Teens spend a lot of time and energy developing their identities. They search for who they are and what they stand for. They work to identify their friends are and the way they treat others. And they decide how they want to present themselves to the world.
They make all these decisions against a backdrop of parental and societal assumptions that can sometimes be unkind and feel limiting. Often, these expectations can cause pressure, doubt, and confusion. That’s why it’s so powerful to hear one teen, Aisha Brown, voice her belief in herself. May her words inspire all of us to appreciate who we are and what we have to offer.
The Bible says that we are fearfully and wonderfully made. That’s all I’ve got to say on that subject.
Truthfully, what has being perfect done for anyone anyway? What has the right curves in the right places ever done for a relationship?

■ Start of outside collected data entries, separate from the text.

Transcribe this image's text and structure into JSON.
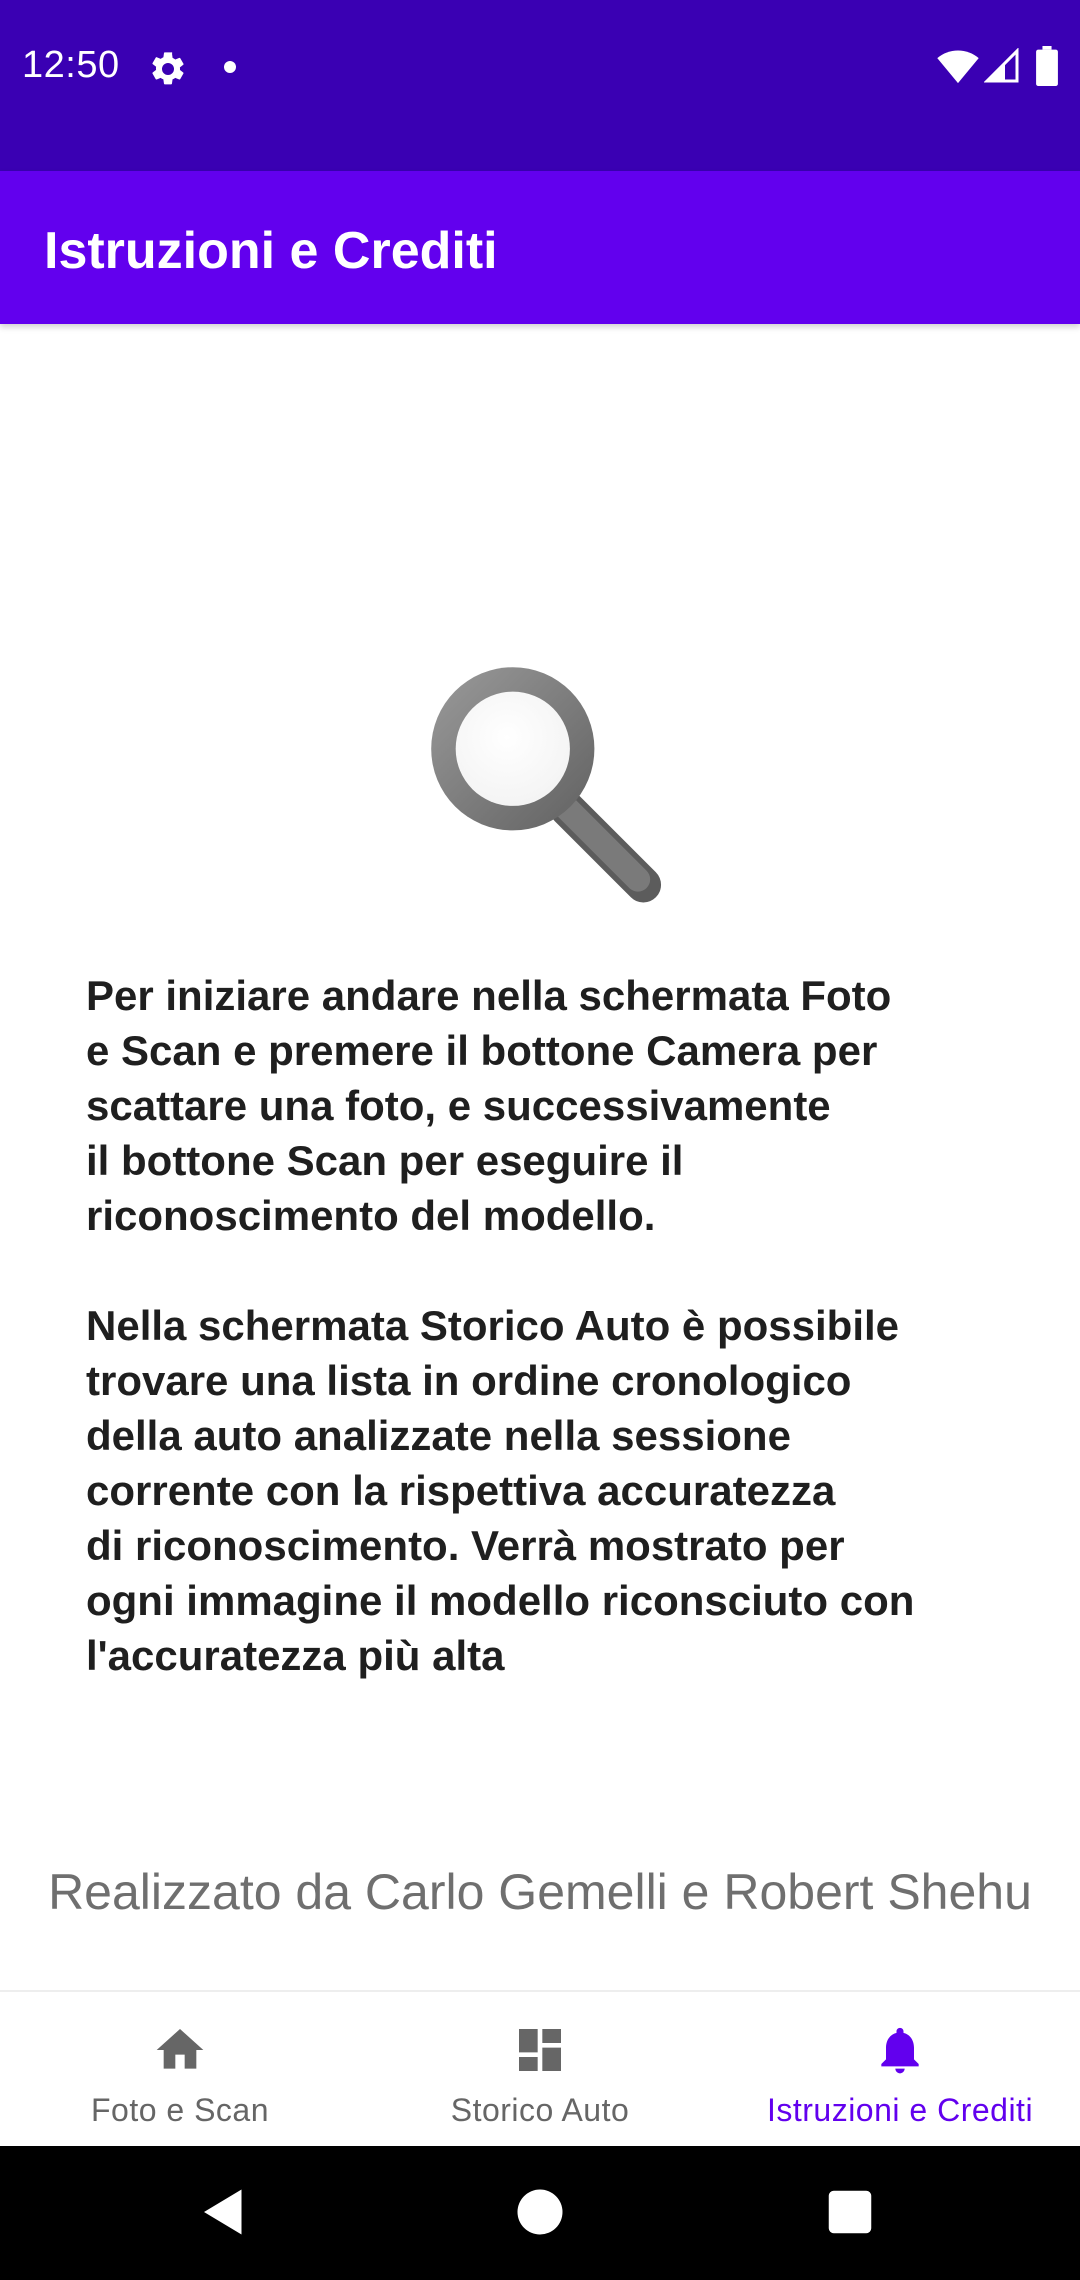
{
  "status_bar": {
    "time": "12:50",
    "icons": [
      "gear-icon",
      "notification-dot-icon",
      "wifi-icon",
      "cell-signal-icon",
      "battery-icon"
    ]
  },
  "app_bar": {
    "title": "Istruzioni e Crediti"
  },
  "content": {
    "image": "magnifying-glass-icon",
    "instructions": "Per iniziare andare nella schermata Foto\ne Scan e premere il bottone Camera per\nscattare una foto, e successivamente\nil bottone Scan per eseguire il\nriconoscimento del modello.\n\nNella schermata Storico Auto è possibile\ntrovare una lista in ordine cronologico\ndella auto analizzate nella sessione\ncorrente con la rispettiva accuratezza\ndi riconoscimento. Verrà mostrato per\nogni immagine il modello riconsciuto con\nl'accuratezza più alta",
    "credits": "Realizzato da Carlo Gemelli e Robert Shehu"
  },
  "bottom_nav": {
    "items": [
      {
        "label": "Foto e Scan",
        "icon": "home-icon",
        "active": false
      },
      {
        "label": "Storico Auto",
        "icon": "dashboard-icon",
        "active": false
      },
      {
        "label": "Istruzioni e Crediti",
        "icon": "bell-icon",
        "active": true
      }
    ]
  },
  "system_nav": {
    "buttons": [
      "back-icon",
      "home-circle-icon",
      "recents-icon"
    ]
  },
  "colors": {
    "status_bar": "#3a00b3",
    "primary": "#6200ee",
    "inactive_nav": "#666666",
    "text": "#1f1f1f",
    "credits_text": "#6f6f6f"
  }
}
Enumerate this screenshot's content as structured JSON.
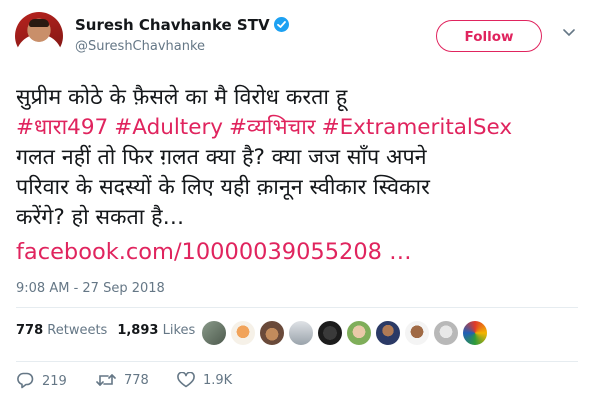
{
  "user": {
    "display_name": "Suresh Chavhanke STV",
    "handle": "@SureshChavhanke",
    "verified_icon": "verified-badge-icon"
  },
  "follow_button": {
    "label": "Follow"
  },
  "menu_icon": "chevron-down-icon",
  "tweet": {
    "line1": "सुप्रीम कोठे के फ़ैसले का मै विरोध करता हू",
    "hashtags": [
      "#धारा497",
      "#Adultery",
      "#व्यभिचार",
      "#ExtrameritalSex"
    ],
    "line3": "गलत नहीं तो फिर ग़लत क्या है? क्या जज साँप अपने",
    "line4": "परिवार के सदस्यों के लिए यही क़ानून स्वीकार स्विकार",
    "line5": "करेंगे? हो सकता है…",
    "link": "facebook.com/10000039055208 …"
  },
  "timestamp": "9:08 AM - 27 Sep 2018",
  "stats": {
    "retweets_count": "778",
    "retweets_label": "Retweets",
    "likes_count": "1,893",
    "likes_label": "Likes"
  },
  "actions": {
    "reply_count": "219",
    "retweet_count": "778",
    "like_count": "1.9K"
  },
  "colors": {
    "accent": "#e0245e",
    "verified": "#1da1f2",
    "muted": "#657786",
    "divider": "#e6ecf0"
  }
}
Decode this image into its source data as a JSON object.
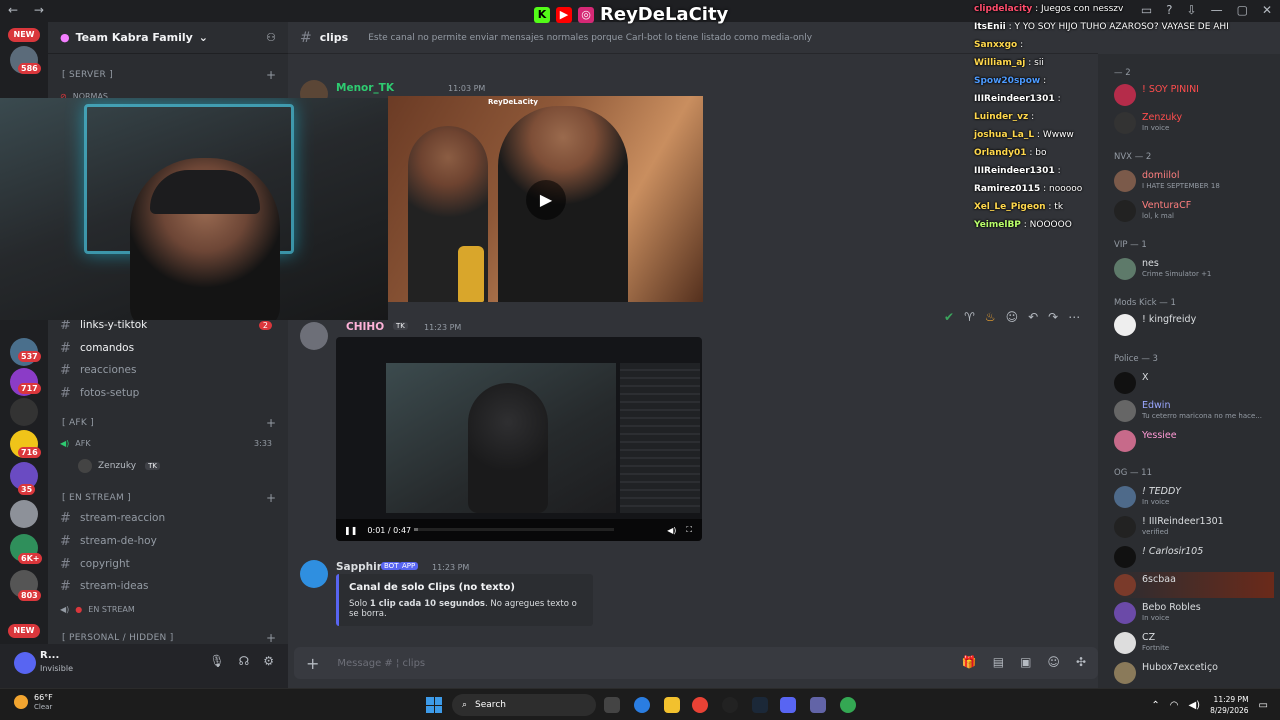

Does it make a person more sane, or in constant need of greater gain? No. Does it expand your horizons, or limit you to one category of humanity? Not really. Does it erase issues in your family? Not at all. Does it cause internal voices to cease? I don’t think so. Does it patch up the broken pieces of a third-world country? Absolutely not.
How can we treasure something so heavily, when it does absolutely nothing for our lives? If anything, striving for the perfect body inevitably causes more complications to arise. The perfect body is not worth the fight.
Instead of thinking about all the things that you cannot do because your body is not perfect, think of all the things you can do with the perfect body; then, think of how long those advantages will last. The perfect body is no longer perfect but engineered, a mold no girl can fit into even if she tried because she was perfectly created to be an imperfection.